Uno se queda pensado en lo injusta que es la vida; en por qué no habremos andado listos cuando se convocó el concurso, y se entera de que, para sobreponerse al ataque de envidia siempre podremos tratar de convertirnos en probador de colchones. El empleo consiste en acudir a una tienda de camas de lujo y dormir en uno de sus colchones de 10 de la mañana a 6 de la tarde. Tras el descanso, los ‘elegidos’ tienen que contar su experiencia y compartir sus opiniones en un blog, un trabajo por el que se llegan a pagar 1.300 euros al mes. Sin embargo, si lo que uno realmente quiere es probar todo ese tipo de cosas que nunca estarán a su alcance, nada mejor que postularse como catador de productos de lujo cada vez que VeryFirstTo, un sitio web especializado en servicios de gama alta, necesita personal. Eso sí, no vale cualquiera.

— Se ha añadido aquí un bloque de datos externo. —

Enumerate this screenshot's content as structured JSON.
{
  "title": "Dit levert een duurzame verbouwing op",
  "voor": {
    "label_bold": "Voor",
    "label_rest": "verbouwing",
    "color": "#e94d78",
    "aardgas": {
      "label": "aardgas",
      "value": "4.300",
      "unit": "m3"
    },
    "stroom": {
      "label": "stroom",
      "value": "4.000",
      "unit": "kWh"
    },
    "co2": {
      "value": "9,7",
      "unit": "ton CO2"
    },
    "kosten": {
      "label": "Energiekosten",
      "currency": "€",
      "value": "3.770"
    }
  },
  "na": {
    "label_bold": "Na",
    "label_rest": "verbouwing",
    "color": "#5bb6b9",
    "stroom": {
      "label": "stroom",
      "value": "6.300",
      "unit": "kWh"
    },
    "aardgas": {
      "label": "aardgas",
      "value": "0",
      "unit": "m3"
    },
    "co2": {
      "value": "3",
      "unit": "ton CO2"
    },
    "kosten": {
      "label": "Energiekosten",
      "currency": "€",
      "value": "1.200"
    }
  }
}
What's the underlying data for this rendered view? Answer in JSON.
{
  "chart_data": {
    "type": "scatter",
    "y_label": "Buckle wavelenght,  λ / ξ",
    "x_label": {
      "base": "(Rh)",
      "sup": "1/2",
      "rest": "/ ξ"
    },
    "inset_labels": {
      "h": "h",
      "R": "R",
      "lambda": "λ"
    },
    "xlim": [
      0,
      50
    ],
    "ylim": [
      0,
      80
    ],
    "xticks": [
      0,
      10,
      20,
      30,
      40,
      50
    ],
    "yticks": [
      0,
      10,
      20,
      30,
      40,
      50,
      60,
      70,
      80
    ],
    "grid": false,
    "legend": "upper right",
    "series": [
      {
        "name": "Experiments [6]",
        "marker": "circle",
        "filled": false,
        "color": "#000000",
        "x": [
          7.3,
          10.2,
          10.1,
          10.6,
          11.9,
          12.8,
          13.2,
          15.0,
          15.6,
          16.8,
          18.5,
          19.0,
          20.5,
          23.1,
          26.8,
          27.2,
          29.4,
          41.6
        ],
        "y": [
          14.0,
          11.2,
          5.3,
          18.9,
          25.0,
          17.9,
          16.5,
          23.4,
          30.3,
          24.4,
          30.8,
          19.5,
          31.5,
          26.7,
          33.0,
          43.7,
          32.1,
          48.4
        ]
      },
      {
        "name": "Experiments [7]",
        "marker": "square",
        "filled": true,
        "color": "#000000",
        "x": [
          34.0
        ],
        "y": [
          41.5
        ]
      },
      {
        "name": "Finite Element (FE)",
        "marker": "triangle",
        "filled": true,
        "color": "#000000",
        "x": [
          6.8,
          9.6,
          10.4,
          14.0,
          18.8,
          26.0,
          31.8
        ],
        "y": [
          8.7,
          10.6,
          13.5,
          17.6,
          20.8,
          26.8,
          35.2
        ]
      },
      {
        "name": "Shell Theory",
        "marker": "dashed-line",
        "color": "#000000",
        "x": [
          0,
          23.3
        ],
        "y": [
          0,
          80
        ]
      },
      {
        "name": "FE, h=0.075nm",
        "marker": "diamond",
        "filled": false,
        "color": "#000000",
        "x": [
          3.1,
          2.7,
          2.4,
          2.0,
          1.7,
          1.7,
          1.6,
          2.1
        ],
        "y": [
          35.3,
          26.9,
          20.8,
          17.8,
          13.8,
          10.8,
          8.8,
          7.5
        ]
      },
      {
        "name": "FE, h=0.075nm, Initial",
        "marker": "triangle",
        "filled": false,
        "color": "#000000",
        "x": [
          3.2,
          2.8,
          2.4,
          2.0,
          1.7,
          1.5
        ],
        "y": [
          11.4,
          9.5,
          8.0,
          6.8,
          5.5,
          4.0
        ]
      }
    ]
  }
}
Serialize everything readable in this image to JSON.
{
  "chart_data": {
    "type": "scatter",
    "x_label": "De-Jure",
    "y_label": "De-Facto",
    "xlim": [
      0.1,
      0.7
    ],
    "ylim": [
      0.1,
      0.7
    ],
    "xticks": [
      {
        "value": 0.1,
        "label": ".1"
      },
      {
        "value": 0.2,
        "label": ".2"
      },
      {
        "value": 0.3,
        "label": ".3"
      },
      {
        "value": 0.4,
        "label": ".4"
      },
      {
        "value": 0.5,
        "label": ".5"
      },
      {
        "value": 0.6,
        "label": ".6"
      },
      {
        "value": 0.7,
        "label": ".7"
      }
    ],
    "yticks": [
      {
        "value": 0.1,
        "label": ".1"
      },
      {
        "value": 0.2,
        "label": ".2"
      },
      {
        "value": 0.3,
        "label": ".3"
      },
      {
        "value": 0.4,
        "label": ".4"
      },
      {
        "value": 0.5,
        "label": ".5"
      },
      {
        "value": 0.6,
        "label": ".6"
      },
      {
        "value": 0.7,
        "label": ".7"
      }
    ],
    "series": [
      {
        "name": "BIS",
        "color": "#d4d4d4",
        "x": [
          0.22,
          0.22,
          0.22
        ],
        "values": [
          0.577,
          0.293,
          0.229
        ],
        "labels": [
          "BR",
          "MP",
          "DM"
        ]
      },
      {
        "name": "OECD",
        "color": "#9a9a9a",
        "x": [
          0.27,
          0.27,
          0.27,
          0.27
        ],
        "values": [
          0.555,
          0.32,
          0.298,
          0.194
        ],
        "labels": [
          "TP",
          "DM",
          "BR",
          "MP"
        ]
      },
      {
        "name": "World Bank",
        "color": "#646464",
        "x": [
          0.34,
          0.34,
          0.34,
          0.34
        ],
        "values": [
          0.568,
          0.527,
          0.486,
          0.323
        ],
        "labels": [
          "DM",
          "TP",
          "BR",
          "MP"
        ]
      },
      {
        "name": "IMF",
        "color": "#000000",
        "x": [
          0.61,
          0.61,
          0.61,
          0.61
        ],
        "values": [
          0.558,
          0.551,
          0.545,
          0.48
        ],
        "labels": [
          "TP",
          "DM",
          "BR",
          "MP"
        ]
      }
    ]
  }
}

En la última oferta de empleo la empresa requería a los candidatos profundos conocimientos gastronómicos, estar a la última en tendencias tecnológicas y acreditar «sobrada experiencia en el mercado de lujo». El empleado debe ser capaz de diferenciar el rugido del motor de un Bentley del de un Lexus, identificar las mejores réplicas de las joyas Cartier o reconocer todos y cada uno de los aromas de un Vega Sicilia, porque, entre las tareas a realizar, se incluye conducir el último modelo de Aston Martin, dormir en hoteles de lujo, comer en los restaurantes más exclusivos del mundo o catar el caviar que algunas compañías aéreas ofrecen en las suites privadas de sus vuelos en primera clase.

Es fácil comprender por qué solo dos horas después de publicar la primera oferta de empleo, los de VeryFirstTo habían recibido un millar de solicitudes a pesar de que muchos lo creyeron demasiado bueno para ser verdad. El problema es que uno solo puede optar a ella si vive en Gran Bretaña. Una lástima.